One day this inspired him to try to link different kinds of molecules together. By 1989, he had drawn out a crystal structure similar to a diamond's -- except that it was full of massive holes.
French researcher David Farrusseng compared the structure of MOFs to the Eiffel Tower. "By interlocking all the iron beams -- horizontal, vertical, and diagonal -- we see cavities appear," he told AFP.
However Robson's holey structures were unstable, and it took years before anyone could figure out what to do with them.
In 1997, Kitagawa finally managed to show that a MOF could absorb and release methane and other gases.
It was Yaghi who coined the term metal-organic frameworks and demonstrated to the world just how much room there was in materials made from them.
- What can they do? -
Because these frameworks can be assembled in different ways -- somewhat like playing with Lego -- companies and labs around the world have been testing out their capabilities.

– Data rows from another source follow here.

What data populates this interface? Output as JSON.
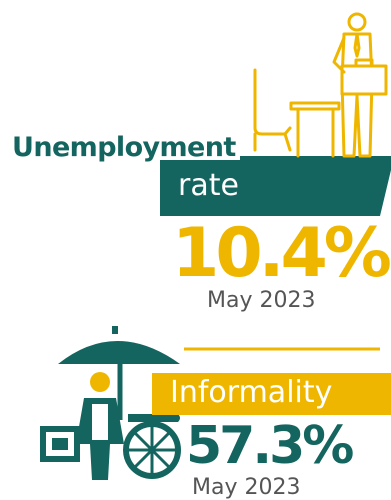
{
  "colors": {
    "teal": "#14655f",
    "yellow": "#efb600",
    "gray": "#555555",
    "white": "#ffffff"
  },
  "unemployment": {
    "heading": "Unemployment",
    "subheading": "rate",
    "value": "10.4%",
    "date": "May 2023",
    "icon": "office-worker-desk-icon"
  },
  "informality": {
    "label": "Informality",
    "value": "57.3%",
    "date": "May 2023",
    "icon": "street-vendor-cart-icon"
  }
}
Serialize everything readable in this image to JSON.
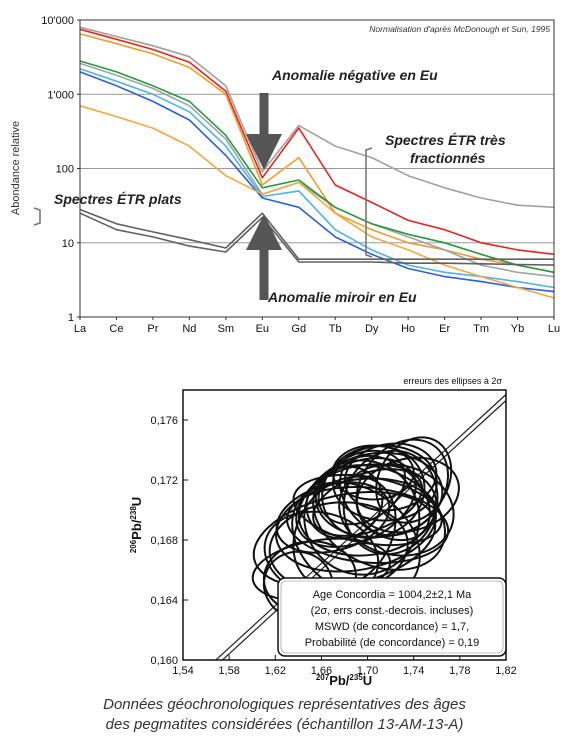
{
  "chart_data": [
    {
      "type": "line",
      "ylabel": "Abondance relative",
      "yscale": "log",
      "ylim": [
        1,
        10000
      ],
      "yticks": [
        {
          "v": 1,
          "label": "1"
        },
        {
          "v": 10,
          "label": "10"
        },
        {
          "v": 100,
          "label": "100"
        },
        {
          "v": 1000,
          "label": "1'000"
        },
        {
          "v": 10000,
          "label": "10'000"
        }
      ],
      "grid": true,
      "categories": [
        "La",
        "Ce",
        "Pr",
        "Nd",
        "Sm",
        "Eu",
        "Gd",
        "Tb",
        "Dy",
        "Ho",
        "Er",
        "Tm",
        "Yb",
        "Lu"
      ],
      "note": "Normalisation d'après McDonough et Sun, 1995",
      "series": [
        {
          "color": "#a0a0a0",
          "values": [
            8000,
            6000,
            4500,
            3200,
            1300,
            90,
            380,
            200,
            140,
            80,
            55,
            40,
            32,
            30
          ]
        },
        {
          "color": "#e2261e",
          "values": [
            7500,
            5500,
            4000,
            2700,
            1100,
            75,
            350,
            60,
            35,
            20,
            15,
            10,
            8,
            7
          ]
        },
        {
          "color": "#f59a2b",
          "values": [
            6500,
            4800,
            3500,
            2300,
            1000,
            60,
            140,
            25,
            15,
            10,
            8,
            6,
            5,
            4
          ]
        },
        {
          "color": "#9aa6a6",
          "values": [
            2600,
            1800,
            1200,
            700,
            250,
            45,
            65,
            30,
            18,
            12,
            8,
            5,
            4,
            3.5
          ]
        },
        {
          "color": "#29993b",
          "values": [
            2800,
            2000,
            1300,
            800,
            280,
            55,
            70,
            30,
            18,
            13,
            10,
            7,
            5,
            4
          ]
        },
        {
          "color": "#4fb3e3",
          "values": [
            2200,
            1500,
            1000,
            580,
            200,
            42,
            50,
            15,
            8,
            5,
            4,
            3.5,
            3,
            2.5
          ]
        },
        {
          "color": "#2d5fd6",
          "values": [
            2000,
            1300,
            800,
            450,
            150,
            40,
            30,
            12,
            7,
            4.5,
            3.5,
            3,
            2.5,
            2.2
          ]
        },
        {
          "color": "#f5a640",
          "values": [
            700,
            500,
            350,
            200,
            80,
            45,
            65,
            25,
            12,
            8,
            5,
            3.5,
            2.5,
            1.8
          ]
        },
        {
          "color": "#606060",
          "values": [
            28,
            18,
            14,
            11,
            8.5,
            25,
            6,
            6,
            6,
            6,
            6,
            6,
            6,
            6
          ]
        },
        {
          "color": "#606060",
          "values": [
            25,
            15,
            12,
            9,
            7.5,
            22,
            5.5,
            5.5,
            5.5,
            5.3,
            5.3,
            5.2,
            5.1,
            5.0
          ]
        }
      ],
      "annotations": [
        "Anomalie négative en Eu",
        "Spectres ÉTR très fractionnés",
        "Spectres ÉTR plats",
        "Anomalie miroir en Eu"
      ]
    },
    {
      "type": "scatter",
      "title": "erreurs des ellipses à 2σ",
      "xlim": [
        1.54,
        1.82
      ],
      "ylim": [
        0.16,
        0.178
      ],
      "xticks": [
        "1,54",
        "1,58",
        "1,62",
        "1,66",
        "1,70",
        "1,74",
        "1,78",
        "1,82"
      ],
      "xtick_values": [
        1.54,
        1.58,
        1.62,
        1.66,
        1.7,
        1.74,
        1.78,
        1.82
      ],
      "yticks": [
        "0,160",
        "0,164",
        "0,168",
        "0,172",
        "0,176"
      ],
      "ytick_values": [
        0.16,
        0.164,
        0.168,
        0.172,
        0.176
      ],
      "xlabel_sup": "207",
      "xlabel_main": "Pb/",
      "xlabel_sup2": "235",
      "xlabel_end": "U",
      "ylabel_sup": "206",
      "ylabel_main": "Pb/",
      "ylabel_sup2": "238",
      "ylabel_end": "U",
      "concordia": [
        [
          1.55,
          0.1585
        ],
        [
          1.82,
          0.1775
        ]
      ],
      "ellipses": [
        {
          "x": 1.7,
          "y": 0.17,
          "rx": 0.06,
          "ry": 0.003,
          "a": -8
        },
        {
          "x": 1.69,
          "y": 0.169,
          "rx": 0.07,
          "ry": 0.003,
          "a": -10
        },
        {
          "x": 1.71,
          "y": 0.171,
          "rx": 0.055,
          "ry": 0.0028,
          "a": -5
        },
        {
          "x": 1.68,
          "y": 0.168,
          "rx": 0.08,
          "ry": 0.003,
          "a": -12
        },
        {
          "x": 1.72,
          "y": 0.1705,
          "rx": 0.04,
          "ry": 0.0035,
          "a": 20
        },
        {
          "x": 1.695,
          "y": 0.1695,
          "rx": 0.05,
          "ry": 0.0038,
          "a": 30
        },
        {
          "x": 1.705,
          "y": 0.1712,
          "rx": 0.045,
          "ry": 0.003,
          "a": -20
        },
        {
          "x": 1.7,
          "y": 0.17,
          "rx": 0.065,
          "ry": 0.0022,
          "a": 10
        },
        {
          "x": 1.675,
          "y": 0.1675,
          "rx": 0.06,
          "ry": 0.003,
          "a": -5
        },
        {
          "x": 1.715,
          "y": 0.1718,
          "rx": 0.045,
          "ry": 0.0025,
          "a": 0
        },
        {
          "x": 1.73,
          "y": 0.1715,
          "rx": 0.035,
          "ry": 0.0035,
          "a": 40
        },
        {
          "x": 1.69,
          "y": 0.1705,
          "rx": 0.055,
          "ry": 0.0026,
          "a": -25
        },
        {
          "x": 1.66,
          "y": 0.167,
          "rx": 0.05,
          "ry": 0.0028,
          "a": 15
        },
        {
          "x": 1.68,
          "y": 0.1685,
          "rx": 0.04,
          "ry": 0.004,
          "a": 35
        },
        {
          "x": 1.72,
          "y": 0.1722,
          "rx": 0.04,
          "ry": 0.0022,
          "a": -10
        },
        {
          "x": 1.7,
          "y": 0.169,
          "rx": 0.07,
          "ry": 0.0025,
          "a": 5
        },
        {
          "x": 1.65,
          "y": 0.1655,
          "rx": 0.04,
          "ry": 0.0024,
          "a": -5
        },
        {
          "x": 1.64,
          "y": 0.165,
          "rx": 0.03,
          "ry": 0.0022,
          "a": 20
        },
        {
          "x": 1.71,
          "y": 0.1695,
          "rx": 0.06,
          "ry": 0.0032,
          "a": 25
        },
        {
          "x": 1.695,
          "y": 0.1715,
          "rx": 0.04,
          "ry": 0.0022,
          "a": -30
        },
        {
          "x": 1.725,
          "y": 0.17,
          "rx": 0.05,
          "ry": 0.003,
          "a": 12
        },
        {
          "x": 1.67,
          "y": 0.1695,
          "rx": 0.05,
          "ry": 0.0022,
          "a": -15
        },
        {
          "x": 1.705,
          "y": 0.1725,
          "rx": 0.035,
          "ry": 0.0018,
          "a": 0
        },
        {
          "x": 1.69,
          "y": 0.168,
          "rx": 0.06,
          "ry": 0.0034,
          "a": 35
        },
        {
          "x": 1.74,
          "y": 0.172,
          "rx": 0.03,
          "ry": 0.003,
          "a": 30
        },
        {
          "x": 1.68,
          "y": 0.1705,
          "rx": 0.03,
          "ry": 0.0026,
          "a": 60
        },
        {
          "x": 1.715,
          "y": 0.1708,
          "rx": 0.03,
          "ry": 0.0034,
          "a": -50
        },
        {
          "x": 1.7,
          "y": 0.1705,
          "rx": 0.025,
          "ry": 0.0038,
          "a": 70
        },
        {
          "x": 1.66,
          "y": 0.166,
          "rx": 0.06,
          "ry": 0.002,
          "a": -8
        },
        {
          "x": 1.735,
          "y": 0.171,
          "rx": 0.045,
          "ry": 0.0024,
          "a": -15
        }
      ],
      "info_box": [
        "Age Concordia = 1004,2±2,1 Ma",
        "(2σ, errs const.-decrois. incluses)",
        "MSWD (de concordance) = 1,7,",
        "Probabilité (de concordance) = 0,19"
      ]
    }
  ],
  "caption": {
    "line1": "Données géochronologiques représentatives des âges",
    "line2": "des pegmatites considérées (échantillon 13-AM-13-A)"
  }
}
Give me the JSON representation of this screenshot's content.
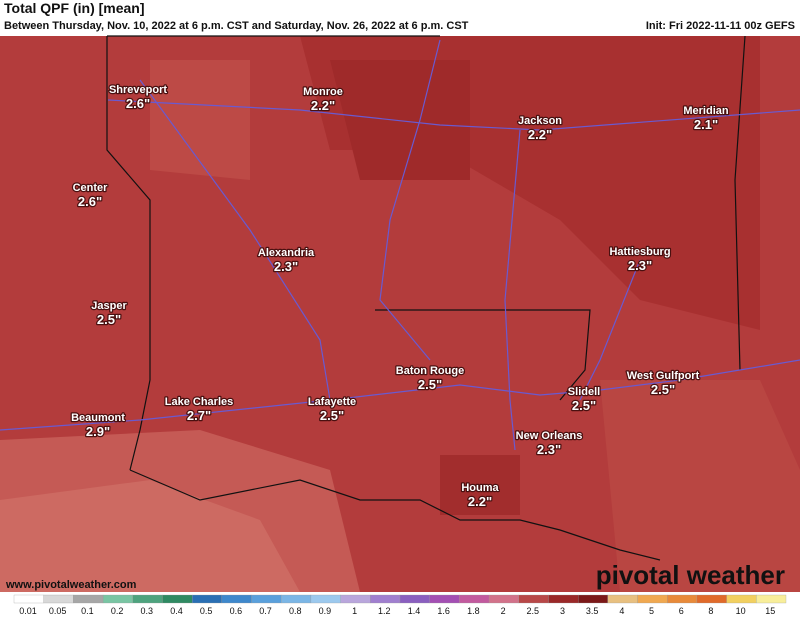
{
  "header": {
    "title": "Total QPF (in) [mean]",
    "subtitle": "Between Thursday, Nov. 10, 2022 at 6 p.m. CST and Saturday, Nov. 26, 2022 at 6 p.m. CST",
    "init": "Init: Fri 2022-11-11 00z GEFS"
  },
  "cities": [
    {
      "name": "Shreveport",
      "value": "2.6\""
    },
    {
      "name": "Monroe",
      "value": "2.2\""
    },
    {
      "name": "Jackson",
      "value": "2.2\""
    },
    {
      "name": "Meridian",
      "value": "2.1\""
    },
    {
      "name": "Center",
      "value": "2.6\""
    },
    {
      "name": "Alexandria",
      "value": "2.3\""
    },
    {
      "name": "Hattiesburg",
      "value": "2.3\""
    },
    {
      "name": "Jasper",
      "value": "2.5\""
    },
    {
      "name": "Baton Rouge",
      "value": "2.5\""
    },
    {
      "name": "West Gulfport",
      "value": "2.5\""
    },
    {
      "name": "Slidell",
      "value": "2.5\""
    },
    {
      "name": "Beaumont",
      "value": "2.9\""
    },
    {
      "name": "Lake Charles",
      "value": "2.7\""
    },
    {
      "name": "Lafayette",
      "value": "2.5\""
    },
    {
      "name": "New Orleans",
      "value": "2.3\""
    },
    {
      "name": "Houma",
      "value": "2.2\""
    }
  ],
  "footer": {
    "website": "www.pivotalweather.com",
    "logo": "pivotal weather"
  },
  "colorbar": [
    {
      "label": "0.01",
      "color": "#ffffff"
    },
    {
      "label": "0.05",
      "color": "#d8d8d8"
    },
    {
      "label": "0.1",
      "color": "#a6a6a6"
    },
    {
      "label": "0.2",
      "color": "#79c5a3"
    },
    {
      "label": "0.3",
      "color": "#4ea37e"
    },
    {
      "label": "0.4",
      "color": "#2f8a62"
    },
    {
      "label": "0.5",
      "color": "#2a6fb4"
    },
    {
      "label": "0.6",
      "color": "#3e88cc"
    },
    {
      "label": "0.7",
      "color": "#5aa0dc"
    },
    {
      "label": "0.8",
      "color": "#7bb6e6"
    },
    {
      "label": "0.9",
      "color": "#9cc9ee"
    },
    {
      "label": "1",
      "color": "#b9a6dc"
    },
    {
      "label": "1.2",
      "color": "#a07fcf"
    },
    {
      "label": "1.4",
      "color": "#8a5fbf"
    },
    {
      "label": "1.6",
      "color": "#a34fb3"
    },
    {
      "label": "1.8",
      "color": "#c25a9e"
    },
    {
      "label": "2",
      "color": "#d2728a"
    },
    {
      "label": "2.5",
      "color": "#b84848"
    },
    {
      "label": "3",
      "color": "#9a2828"
    },
    {
      "label": "3.5",
      "color": "#7b1818"
    },
    {
      "label": "4",
      "color": "#e8c080"
    },
    {
      "label": "5",
      "color": "#f0a850"
    },
    {
      "label": "6",
      "color": "#e88a3a"
    },
    {
      "label": "8",
      "color": "#e06a2a"
    },
    {
      "label": "10",
      "color": "#f2d060"
    },
    {
      "label": "15",
      "color": "#f8ee9a"
    }
  ]
}
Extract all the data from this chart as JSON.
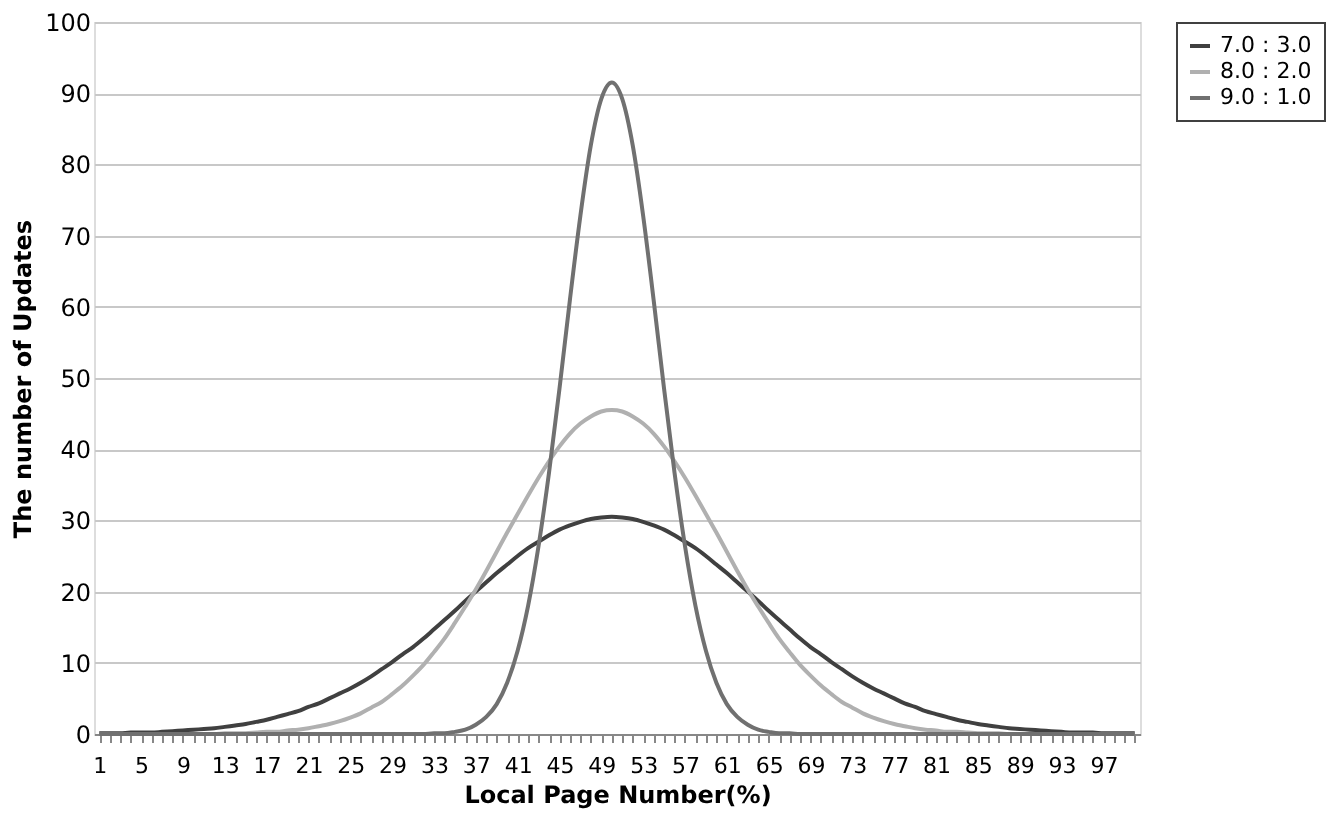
{
  "chart_data": {
    "type": "line",
    "xlabel": "Local Page Number(%)",
    "ylabel": "The number of Updates",
    "categories": [
      "1",
      null,
      null,
      null,
      "5",
      null,
      null,
      null,
      "9",
      null,
      null,
      null,
      "13",
      null,
      null,
      null,
      "17",
      null,
      null,
      null,
      "21",
      null,
      null,
      null,
      "25",
      null,
      null,
      null,
      "29",
      null,
      null,
      null,
      "33",
      null,
      null,
      null,
      "37",
      null,
      null,
      null,
      "41",
      null,
      null,
      null,
      "45",
      null,
      null,
      null,
      "49",
      null,
      null,
      null,
      "53",
      null,
      null,
      null,
      "57",
      null,
      null,
      null,
      "61",
      null,
      null,
      null,
      "65",
      null,
      null,
      null,
      "69",
      null,
      null,
      null,
      "73",
      null,
      null,
      null,
      "77",
      null,
      null,
      null,
      "81",
      null,
      null,
      null,
      "85",
      null,
      null,
      null,
      "89",
      null,
      null,
      null,
      "93",
      null,
      null,
      null,
      "97",
      null,
      null,
      null
    ],
    "ylim": [
      0,
      100
    ],
    "yticks": [
      0,
      10,
      20,
      30,
      40,
      50,
      60,
      70,
      80,
      90,
      100
    ],
    "grid": "y",
    "legend": "right",
    "marker": "none",
    "line_style": "solid",
    "series": [
      {
        "name": "7.0 : 3.0",
        "color": "#404040",
        "values": [
          0.1,
          0.1,
          0.1,
          0.2,
          0.2,
          0.2,
          0.3,
          0.4,
          0.5,
          0.6,
          0.7,
          0.8,
          1.0,
          1.2,
          1.4,
          1.7,
          2.0,
          2.4,
          2.8,
          3.2,
          3.8,
          4.3,
          5.0,
          5.7,
          6.4,
          7.2,
          8.1,
          9.1,
          10.1,
          11.2,
          12.2,
          13.4,
          14.7,
          16.0,
          17.3,
          18.7,
          20.0,
          21.3,
          22.6,
          23.8,
          25.0,
          26.1,
          27.0,
          27.9,
          28.7,
          29.3,
          29.8,
          30.2,
          30.4,
          30.5,
          30.4,
          30.2,
          29.8,
          29.3,
          28.7,
          27.9,
          27.0,
          26.1,
          25.0,
          23.8,
          22.6,
          21.3,
          20.0,
          18.7,
          17.3,
          16.0,
          14.7,
          13.4,
          12.2,
          11.2,
          10.1,
          9.1,
          8.1,
          7.2,
          6.4,
          5.7,
          5.0,
          4.3,
          3.8,
          3.2,
          2.8,
          2.4,
          2.0,
          1.7,
          1.4,
          1.2,
          1.0,
          0.8,
          0.7,
          0.6,
          0.5,
          0.4,
          0.3,
          0.2,
          0.2,
          0.2,
          0.1,
          0.1,
          0.1,
          0.1
        ]
      },
      {
        "name": "8.0 : 2.0",
        "color": "#b0b0b0",
        "values": [
          0,
          0,
          0,
          0,
          0,
          0,
          0,
          0,
          0,
          0,
          0,
          0,
          0.1,
          0.1,
          0.1,
          0.2,
          0.3,
          0.3,
          0.5,
          0.6,
          0.8,
          1.1,
          1.4,
          1.8,
          2.3,
          2.9,
          3.7,
          4.5,
          5.6,
          6.8,
          8.2,
          9.7,
          11.5,
          13.4,
          15.6,
          17.9,
          20.3,
          22.9,
          25.6,
          28.3,
          30.9,
          33.5,
          36.0,
          38.3,
          40.4,
          42.2,
          43.6,
          44.6,
          45.3,
          45.5,
          45.3,
          44.6,
          43.6,
          42.2,
          40.4,
          38.3,
          36.0,
          33.5,
          30.9,
          28.3,
          25.6,
          22.9,
          20.3,
          17.9,
          15.6,
          13.4,
          11.5,
          9.7,
          8.2,
          6.8,
          5.6,
          4.5,
          3.7,
          2.9,
          2.3,
          1.8,
          1.4,
          1.1,
          0.8,
          0.6,
          0.5,
          0.3,
          0.3,
          0.2,
          0.1,
          0.1,
          0.1,
          0,
          0,
          0,
          0,
          0,
          0,
          0,
          0,
          0,
          0,
          0,
          0,
          0
        ]
      },
      {
        "name": "9.0 : 1.0",
        "color": "#707070",
        "values": [
          0,
          0,
          0,
          0,
          0,
          0,
          0,
          0,
          0,
          0,
          0,
          0,
          0,
          0,
          0,
          0,
          0,
          0,
          0,
          0,
          0,
          0,
          0,
          0,
          0,
          0,
          0,
          0,
          0,
          0,
          0,
          0,
          0.1,
          0.1,
          0.3,
          0.6,
          1.3,
          2.4,
          4.2,
          7.2,
          11.7,
          18.0,
          26.4,
          36.7,
          48.5,
          61.0,
          72.8,
          82.7,
          89.2,
          91.5,
          89.2,
          82.7,
          72.8,
          61.0,
          48.5,
          36.7,
          26.4,
          18.0,
          11.7,
          7.2,
          4.2,
          2.4,
          1.3,
          0.6,
          0.3,
          0.1,
          0.1,
          0,
          0,
          0,
          0,
          0,
          0,
          0,
          0,
          0,
          0,
          0,
          0,
          0,
          0,
          0,
          0,
          0,
          0,
          0,
          0,
          0,
          0,
          0,
          0,
          0,
          0,
          0,
          0,
          0,
          0,
          0,
          0,
          0
        ]
      }
    ]
  }
}
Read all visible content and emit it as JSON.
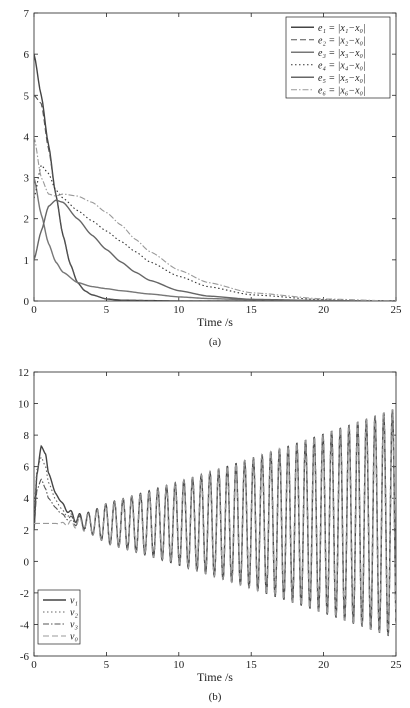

"This is a field that's generating incredible enthusiasm and is moving extremely fast," Thierry Loiseau of French research centre CNRS told AFP.
More than 100,000 different kinds have already been reported in scientific literature, according to a Cambridge University database.
"Every single month, there are 500 new MOFs," Fairen-Jimenez said.
He and Forgan agreed that likely the greatest impact MOFs will have on the world are in the areas of capturing carbon and delivering drugs.
Though much hyped, efforts to capture carbon dioxide -- the driver of human-caused global warming -- have so far failed to live up to their promise.
Forgan said he was once "a bit sceptical about carbon capture, but now we're finally refining (the MOFs) to the point where they are meeting all the industrial requirements".
Canadian chemical producer BASF says it is the first company to produce hundreds of tons of MOFs a year, for carbon capture efforts.
And Yaghi himself has demonstrated that a MOF material was able to harvest water vapour from the night air in the desert US state of Arizona.
Once the rising Sun heated up the material, his team collected the drinkable water.